O cenário que ficou delineado a partir das eleições legislativas deixou vários possíveis aspirantes presidenciais que têm um discurso muito semelhante. Daniel Scioli, Sergio Massa, Mauricio Macri ou Julio Cobos, por exemplo, colocam que é preciso buscar o consenso, deixar para trás os conflitos, melhorar algumas coisas, mas manter outras. Como você vê esse panorama, talvez mais parecido ao europeu do que ao que tem sido habitual na América Latina durante estes últimos anos?
Eu me interessei pelo processo latino-americano, sobretudo, como um processo de emancipação do imperialismo e do colonialismo e as consequências disso. Quando todos parecem dizer mais ou menos a mesma coisa, imediatamente é bom para a paz social, mas é muito perigoso para a democracia. Isso acontece na Europa e não há diferenças. Na Itália, temos um governo que é formado por ex-comunistas e pelo pessoal do (Silvio) Berlusconi.
Que, no entanto, podem colocar-se de acordo porque as políticas não diferem muito. É isso que está acontecendo?
A política não permite muitas diferenças. Ao governo anterior ao atual na Itália chamavam-no de “técnico”. Ou seja, que era mais ou menos ditado pelos bancos e pelas instituições financeiras. Efetivamente, isto me parece perigoso para a democracia. Eu não sou um cultor do conflito, mas sem conflito não há liberdade. Um bom liberal tem que esperar que haja conflitos na sociedade.
Considera que sem conflitos não há liberdade?
Quando não há diferenças há alguém que governa. Os que têm o poder ganham quando não há conflitos e há estabilidade. Descobrimos isso agora na Europa porque há como uma queda da tensão política em todos os sentidos. De eleitores, de militantes, de dirigentes políticos. Tudo isto pode ser modificado apenas se a situação for inclusive pior, se o conflito social for muito profundo e as pessoas sofrerem. Eu gostaria de ter uma sociedade mais liberal, embora seja de esquerda.
Na linha do que você diz, dar tanta importância aos conflitos significou ao kirchnerismo a adesão de muita militância juvenil, algo que fazia tempo não se via no país.
Efetivamente, eu considero a situação argentina – embora no interior se possam ver ainda muitíssimos problemas – politicamente mais estimulante e mais viva que a situação europeia neste momento. A Europa é um cemitério, do ponto de vista das ideias. Não acontece nada e não parece que possa acontecer alguma coisa. Sempre penso se, por exemplo, as eleições passadas tivessem sido vencidas por um movimento de extrema esquerda ou de extrema direita provavelmente teria feito a mesma política econômica.

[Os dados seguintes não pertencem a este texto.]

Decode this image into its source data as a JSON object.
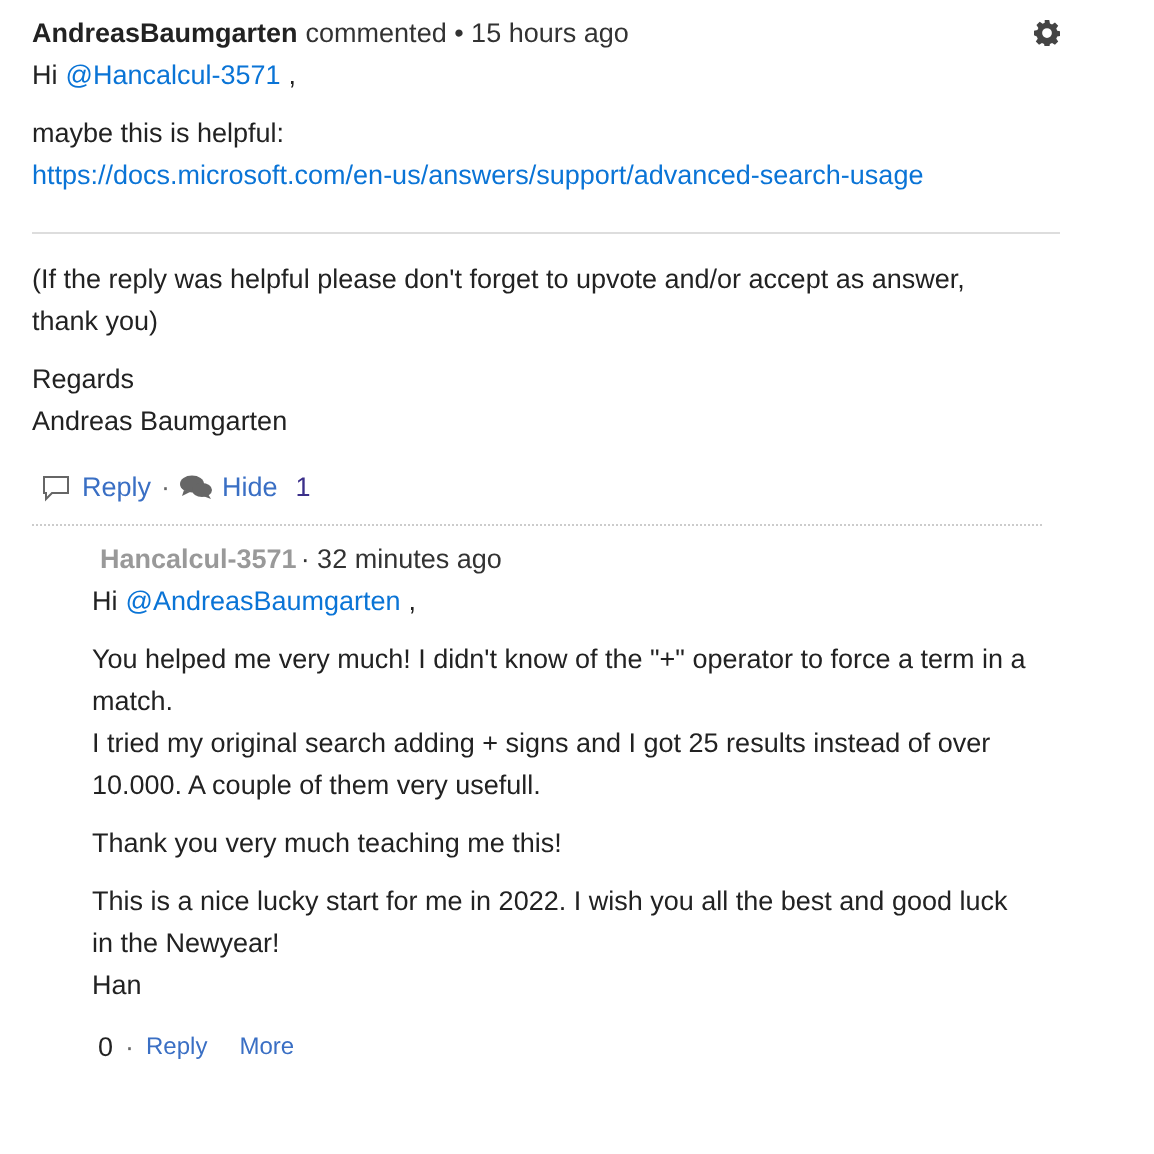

A propósito dos conflitos que o kirchnerismo colocou sobre a mesa durante estes anos, a Suprema Corte declarou constitucional a Lei dos Meios de Comunicação, o que disparou uma série de repercussões. Como você vê essa relação conflitiva, que se reproduz em outros países da região, entre os grupos de meios mais poderosos e os governos de sinal progressista e de esquerda?
Posso falar do ponto de vista europeu, mas creio que é bastante compartilhado. Vê-se uma tensão conflitiva com o poder econômico dos grandes grupos. Tivemos problemas análogos com a Fiat na Itália, por exemplo. São grandes empresas às quais os governos não conseguem impor as leis. Independentemente da situação específica da Argentina, o problema da política é a mesma. Se se impõe uma política inspirada pelos economistas, que não são deuses.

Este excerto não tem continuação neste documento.